Resulta interesante la reflexión al contrastar el despliegue del movimiento feminista con el conjunto de la protesta de la revuelta social. En aquel las diversas iniciativas parecen tener, a primera vista, una mayor consistencia y narrativa. Mi impresión es que las pasiones ahí involucradas, emociones y entusiasmos, aparecen acopladas a la palabra, que se puede reflejar con la representación, por ejemplo, de sus consignas e iniciativas.
Nadie se pregunta “¿por que hacen eso?”, “¿que tiene que ver con su protesta?”
Podrá no parecerles a unos u otros, provocar desacuerdo o rechazo, pero el sentido de su acción salta a la vista.
No es pulsión desligada que justifique ex post cualquier forma de su descarga. Tampoco se trata de un asunto de un quantum menor de rabia o injusticia acumulada.
¿Quién podría poner en duda que no son solo 30 años, medio siglo o mucho más? En el sentido aquí enunciado, hay más consistencia de pensamiento, de palabra ligada y producción simbólica y cultural.
El caso de Las Tesis es un paradigma. Entiendo por densidad de pensamiento, algo que trasciende el campo psi, pero que también lo incluye: desde una vida fantasmática más poblada, de sus posibilidades de simbolización con afectos y emociones congruentes, hasta las actividades propiamente cognitivas, como el pensar y deliberar.
Considero que este es uno de los factores principales, del porqué la ausencia significativa de violencia en la presencia del movimiento feminista en las calles. Donde, el lazo social que permite los símbolos, prima sobre el significado singular de los signos y los ruidos: fuego, pitos, cornetas, bocinas, ollas.

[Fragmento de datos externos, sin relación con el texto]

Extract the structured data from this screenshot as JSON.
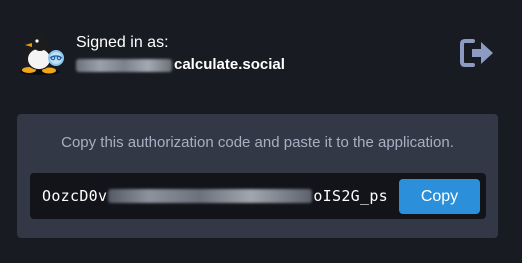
{
  "account": {
    "signed_in_label": "Signed in as:",
    "account_handle_visible": "calculate.social",
    "avatar_icon": "penguin-avatar-icon",
    "logout_icon": "sign-out-icon"
  },
  "authorization": {
    "instructions": "Copy this authorization code and paste it to the application.",
    "code_prefix": "OozcD0v",
    "code_suffix": "oIS2G_ps",
    "copy_button_label": "Copy"
  },
  "colors": {
    "background": "#191b22",
    "panel": "#323845",
    "code_box": "#12141a",
    "accent": "#2b90d9",
    "muted_text": "#a7b0c2",
    "logout_icon": "#8d9ac2"
  }
}
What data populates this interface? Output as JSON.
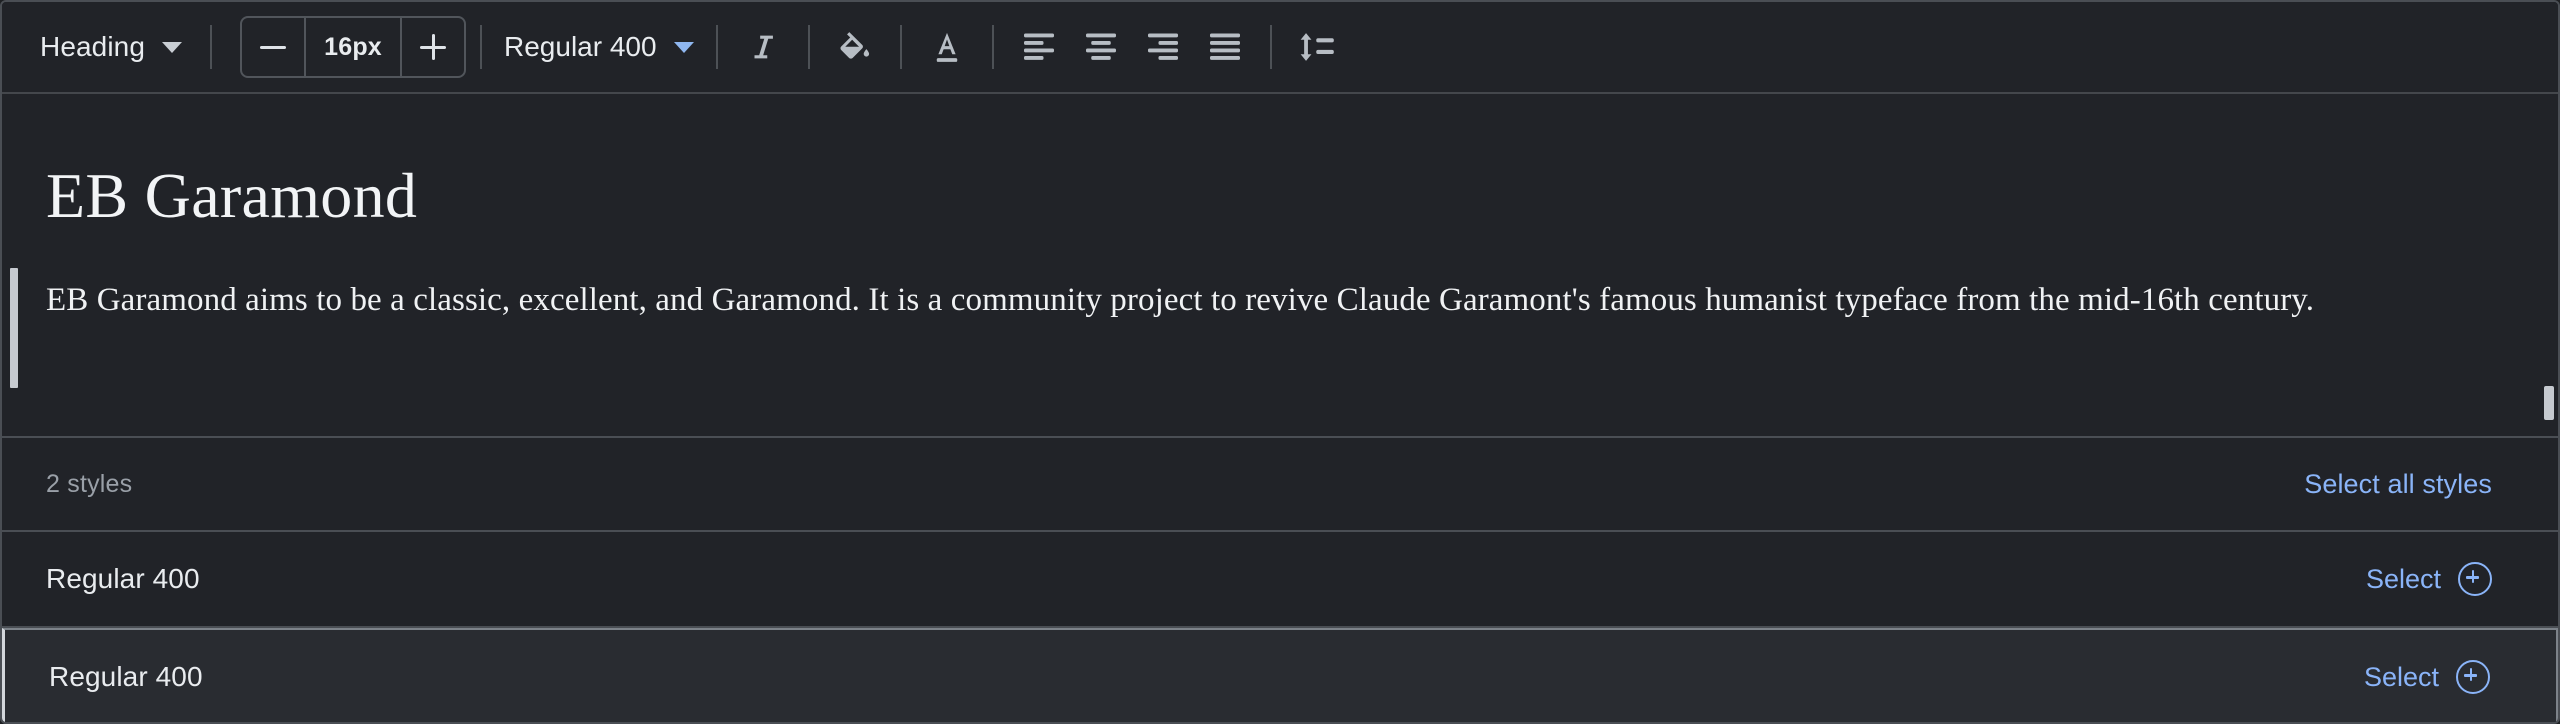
{
  "toolbar": {
    "paragraph_style": {
      "label": "Heading",
      "caret_icon": "chevron-down-icon"
    },
    "font_size": {
      "decrease_icon": "minus-icon",
      "value": "16px",
      "increase_icon": "plus-icon"
    },
    "font_weight": {
      "label": "Regular 400",
      "caret_icon": "chevron-down-icon"
    },
    "italic": {
      "icon": "italic-icon",
      "title": "Italic"
    },
    "highlight": {
      "icon": "fill-bucket-icon",
      "title": "Highlight color"
    },
    "text_color": {
      "icon": "text-color-a-icon",
      "title": "Text color"
    },
    "align_left": {
      "icon": "align-left-icon",
      "title": "Align left"
    },
    "align_center": {
      "icon": "align-center-icon",
      "title": "Align center"
    },
    "align_right": {
      "icon": "align-right-icon",
      "title": "Align right"
    },
    "align_justify": {
      "icon": "align-justify-icon",
      "title": "Justify"
    },
    "line_height": {
      "icon": "line-height-icon",
      "title": "Line spacing"
    }
  },
  "preview": {
    "font_name": "EB Garamond",
    "description": "EB Garamond aims to be a classic, excellent, and Garamond.  It is a community project to revive Claude Garamont's famous humanist typeface from the mid-16th century."
  },
  "styles_header": {
    "count_label": "2 styles",
    "select_all_label": "Select all styles"
  },
  "styles": [
    {
      "name": "Regular 400",
      "select_label": "Select",
      "select_icon": "plus-circle-icon",
      "focused": false
    },
    {
      "name": "Regular 400",
      "select_label": "Select",
      "select_icon": "plus-circle-icon",
      "focused": true
    }
  ],
  "colors": {
    "background": "#212328",
    "link": "#8ab4f8",
    "border": "#4a4e54",
    "text": "#e9ecef",
    "muted": "#9aa0a8",
    "focused_row_bg": "#292c31"
  }
}
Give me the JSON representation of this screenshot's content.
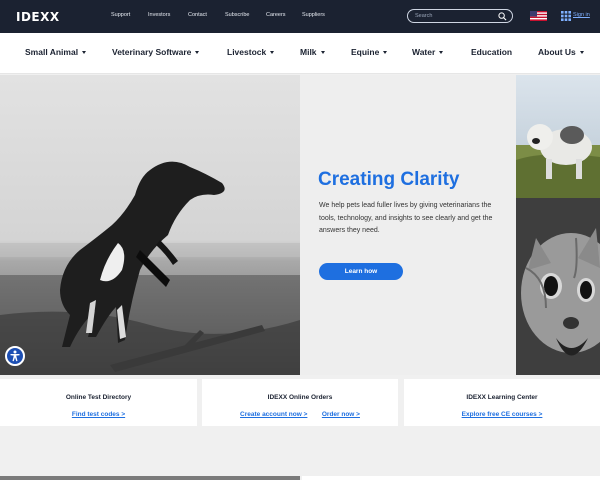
{
  "topbar": {
    "logo": "IDEXX",
    "links": [
      "Support",
      "Investors",
      "Contact",
      "Subscribe",
      "Careers",
      "Suppliers"
    ],
    "search_placeholder": "Search",
    "sign_in": "Sign in"
  },
  "nav": {
    "items": [
      {
        "label": "Small Animal"
      },
      {
        "label": "Veterinary Software"
      },
      {
        "label": "Livestock"
      },
      {
        "label": "Milk"
      },
      {
        "label": "Equine"
      },
      {
        "label": "Water"
      },
      {
        "label": "Education"
      },
      {
        "label": "About Us"
      }
    ]
  },
  "hero": {
    "title": "Creating Clarity",
    "text": "We help pets lead fuller lives by giving veterinarians the tools, technology, and insights to see clearly and get the answers they need.",
    "button": "Learn how"
  },
  "cards": [
    {
      "title": "Online Test Directory",
      "links": [
        "Find test codes >"
      ]
    },
    {
      "title": "IDEXX Online Orders",
      "links": [
        "Create account now >",
        "Order now >"
      ]
    },
    {
      "title": "IDEXX Learning Center",
      "links": [
        "Explore free CE courses >"
      ]
    }
  ],
  "colors": {
    "topbar": "#1b2231",
    "accent": "#1e6fe0",
    "panel": "#eeeeee"
  },
  "icons": [
    "search-icon",
    "us-flag-icon",
    "grid-icon",
    "accessibility-icon",
    "chevron-down-icon"
  ]
}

El principal dilema que enfrenta el estallido social lo resumió en una entrevista reciente el filósofo italiano Franco Berardi. Su reflexión apuntaba a una disyuntiva a resolver.
¿Constituye el movimiento chileno de protesta, se preguntaba, un acto de liberación puntual que se consume en si mismo o por el contrario tiene una vocación efectiva de transformación social?
Si es lo último, esto implica poder interrogarlo en función de esos objetivos. No solo desde la explicación psicosocial sobre la rabia y la violencia. Si no, más bien, lo político por excelencia: el cómo convertir lo posible en probable, lo que involucra renunciar a la omnipotencia de querer tenerlo todo.
Bion, el famoso psicoanalista británico de nuestras etapas tempranas, señalaba que el pensar tiene dos dimensiones secuenciales. Primero emergen en forma primitiva en el bebé, los pensamientos y luego a continuación su aparato o máquina para pensar.
Es decir, es la actividad lo que va creando el dispositivo, estimulando o pujando su montaje debido al esfuerzo comprometido. Este convierte los elementos de las primitivas experiencias sensitivas en pensamientos propiamente tal. Va de esta manera moldeando y asociando a los primeros.
Algo de esto se puede poner a la luz respecto del contraste anterior. Un movimiento social maduro, por denominarlo de alguna forma, es aquel que cuenta con la capacidad de procesar, producto de un ejercicio permanente, que va estimulando un soporte.
En ese sentido, siguiendo con la analogía, el aparato psíquico auxiliar radica, en el caso del movimiento feminista, en un mundo intelectual consolidado; internalizando no solo pensamientos sino también la función misma del pensar, originando la posibilidad de dotar de significación a las experiencias propias.
Esto pone como evidencia que hay amparo - sororidad- que puede mitigar heridas, y es expresión de que la violencia, hacia si mismo o a otros, es forma de gestos ausentes de palabras. De ahí la importancia de la creación de espacios de habla y acciones que reparen daños, para que la destrucción no siga fragmentando la propia imagen. El momento constituyente, advierto, puede ir en esa dirección.
Bien cabe afirmar entonces, que la esperanza, eso que Aristóteles llamó como el sueño del hombre despierto, es feminista.